When the going gets tough, that’s when you have to fight the hardest

Then came “Gentefied,” America Ferrera’s most ambitious project in the role of executive producer. Premiering on Netflix on February 21, 2020, the series follows the story of three Mexican-American cousins and their struggle to pursue the American dream.

One of the most important stories for Latino representation on screen, “Gentefied,” was canceled in 2022 after only two seasons.

“So sad that our beloved Gentefied has reached its end,” Ferrera wrote after learning of Netflix’s decision not to renew the series. “I have nothing but immense pride for this gorgeous show and the incredibly talented humans who came together to put something new and deeply authentic on our screens.”

However, Ferrera said she was grateful the series made it to air.

“It’s a small miracle and a monumental feat every time one of our stories is birthed into the world,” she said about the continuing dearth of on-screen representation. “Let’s keep figuring out how to nurture and support our storytellers and stories – there’s still so much work ahead.”

And then came the Barbie revolution

Although Ferrera continued to work on projects like the big-screen adaptation of Erika L. Sanchez’s “I Am Not Your Perfect Mexican Daughter,” the Latina actress was given an opportunity to change the representation of actresses of color in Hollywood forever.

It was her role in director Greta Gerwig’s feminist film, which Ferrera has deemed “a game-changing gift.”

“For most of my career, I have not been considered for roles that weren’t written specifically for Latinas,” Ferrera explained. “And that, in itself, limits what people are willing to think of you and what’s available to you.”

As Ferrera explained, “Being Latina was not the purpose of the character.”

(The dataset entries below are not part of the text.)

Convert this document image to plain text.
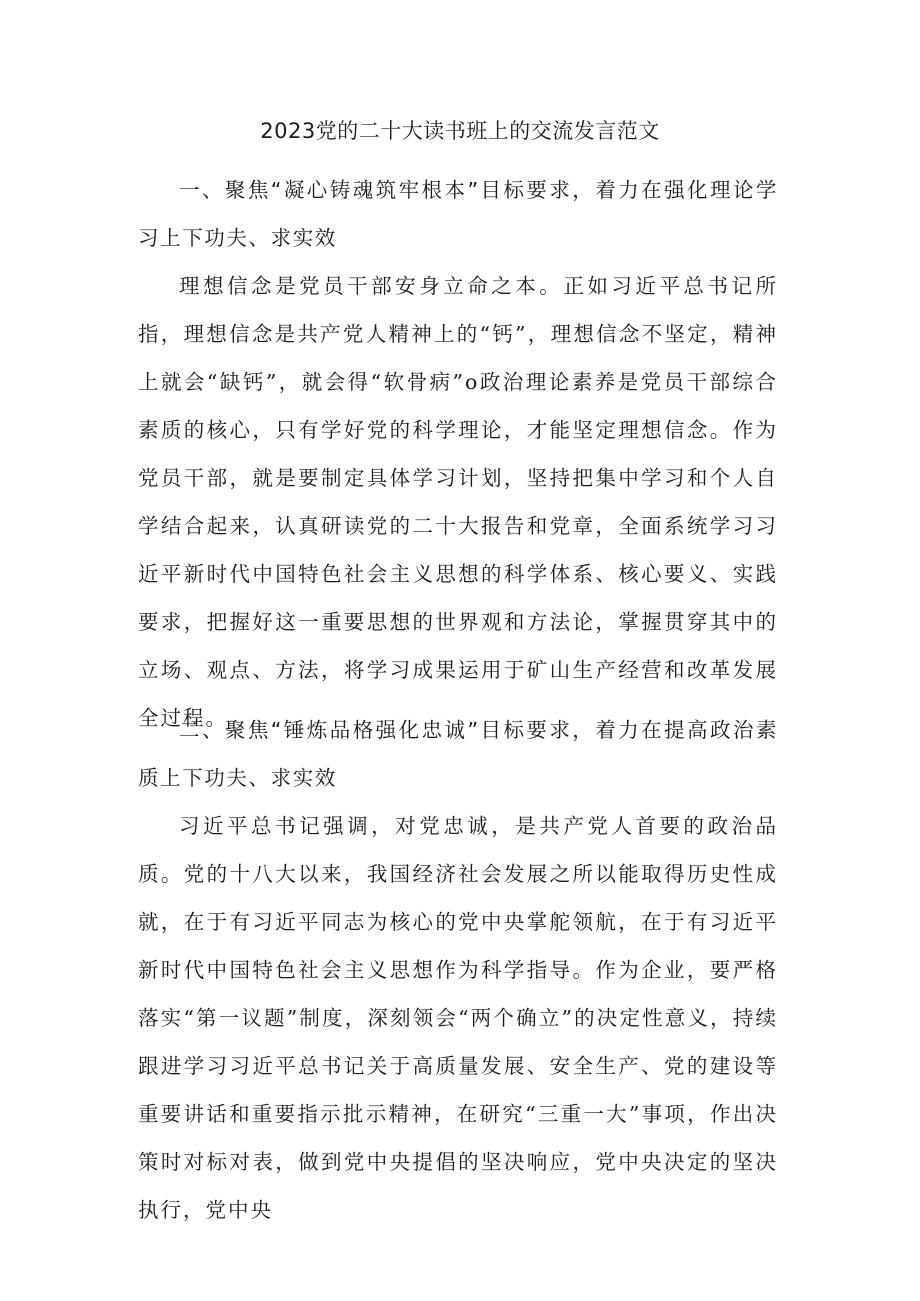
2023党的二十大读书班上的交流发言范文

一、聚焦“凝心铸魂筑牢根本”目标要求，着力在强化理论学习上下功夫、求实效

理想信念是党员干部安身立命之本。正如习近平总书记所指，理想信念是共产党人精神上的“钙”，理想信念不坚定，精神上就会“缺钙”，就会得“软骨病”o政治理论素养是党员干部综合素质的核心，只有学好党的科学理论，才能坚定理想信念。作为党员干部，就是要制定具体学习计划，坚持把集中学习和个人自学结合起来，认真研读党的二十大报告和党章，全面系统学习习近平新时代中国特色社会主义思想的科学体系、核心要义、实践要求，把握好这一重要思想的世界观和方法论，掌握贯穿其中的立场、观点、方法，将学习成果运用于矿山生产经营和改革发展全过程。

二、聚焦“锤炼品格强化忠诚”目标要求，着力在提高政治素质上下功夫、求实效

习近平总书记强调，对党忠诚，是共产党人首要的政治品质。党的十八大以来，我国经济社会发展之所以能取得历史性成就，在于有习近平同志为核心的党中央掌舵领航，在于有习近平新时代中国特色社会主义思想作为科学指导。作为企业，要严格落实“第一议题”制度，深刻领会“两个确立”的决定性意义，持续跟进学习习近平总书记关于高质量发展、安全生产、党的建设等重要讲话和重要指示批示精神，在研究“三重一大”事项，作出决策时对标对表，做到党中央提倡的坚决响应，党中央决定的坚决执行，党中央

“She had to be a full human and representative of many things. It wasn’t a ‘check the box’ type of casting. That has started to change a little bit, at least for me,” she added.

In her speech last Sunday, Ferrera thanked Gerwig again.

“Thank you for proving through your incredible mastery as a filmmaker that women’s stories have no difficulty achieving cinematic greatness and box office history at the same time and that unabashedly telling female stories does not diminish your powers; it expands them. Greta, your mind, your talent, and your heart have inspired us all. And thank you for asking me to be your Gloria.”

Now, her performance has earned her her first Oscar nomination for Best Supporting Actress.

Ferrera will be competing against Emily Blunt for “Oppenheimer,” Danielle Brooks for “The Color Purple,” Jodie Foster for “Nyad,” and Da’Vine Joy Randolph for “The Holdovers.”

Ferrera is the eighth Latina actress to receive a nomination for Best Supporting Actress category in Oscar history. Among them were Katy Jurado, Rita Moreno, Norma Aleandro, Lupita Nyong’o and Marina de Tavira. Moreno won for her “West Side Story” role in 1961, and Nyong’o won for “12 Years a Slave” in 2013.

Outside of the set, Ferrera has recognized the importance of her platform as a star 

During the 2008 presidential primaries, she joined the Hillblazers organization in support of Hillary Clinton’s campaign.

Similarly, she participated in the 2012 and 2016 Democratic National Convention. Ferrera has been active in the organization Voto Latino to get U.S. Latinos to exercise their constitutional right.

Ferrera also works with Eva Longoria as co-host of She Se Puede and was an opening speaker at the Women’s March on Washington on January 21, 2017. That same year, the actress joined the #MeToo campaign, publicly revealing that she was sexually harassed when she was nine years old.

More recently, Ferrera signed an open letter from artists for a ceasefire in Gaza.